Mr McGrath said a new salary review panel was due to be constituted.
"Should that panel not make any determinations before the end of this mandate, each of the increases that come in on the first of April will move into this scheme, so there will be extra money for charities or extra money for the public purse. Because it is unjustifiable at this stage that it goes to MLAs."
Mr McGrath said he had joined healthcare workers and public servants on picket lines fighting for fair pay in recent times.
"It's not appropriate, in my view, that MLAs should be gifted a pay increase after such a long period without an Assembly. It's right that the parties came together to create the mechanism for MLAs to return the increase to the public purse or to charity for the lifetime of this Assembly mandate or until a new independent panel conducts its own review.
"Public confidence in politics and politicians is low.
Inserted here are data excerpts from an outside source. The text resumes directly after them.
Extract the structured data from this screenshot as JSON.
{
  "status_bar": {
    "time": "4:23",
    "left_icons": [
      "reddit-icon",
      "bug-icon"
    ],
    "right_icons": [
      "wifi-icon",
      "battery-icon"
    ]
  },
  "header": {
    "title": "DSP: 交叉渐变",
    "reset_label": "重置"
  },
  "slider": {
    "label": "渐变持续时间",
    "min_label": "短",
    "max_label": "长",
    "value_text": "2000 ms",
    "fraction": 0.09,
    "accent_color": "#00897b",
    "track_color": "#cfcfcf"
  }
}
We need to earn that trust back."
Assembly Speaker Alex Maskey welcomed the joint position adopted by the parties. I am encouraged by the constructive cooperation which the parties have shown to deal resolutely with this difficult issue," Mr Maskey said.
The Independent Financial Review Panel was established in 2011. It makes determinations in relation to the salaries, allowances and pensions payable to MLAs.
It meets at the beginning of every Assembly term and sets pay and increases for the next five years.
It last sat in March 2016 and set the current pay levels and increases up until April 2020. Even though its determination still applies, its members terms expired and were not renewed following the fall of devolution in 2017.
The panel is fully independent and is not subject to the control of either the Assembly or the Assembly Commission.
It decided that MLAs should receive a 1% pay rise each April if inflation was greater than 1%.
Former panel member Alan McQuillan said that all the parties had signed up to securing an annual pay rise if inflation was greater than 1%.
"None ever expressed any concern to us before about pay going up. Some did in the past raise questions when we put very tight controls on their expenses and on getting value for the money that was spent," he said.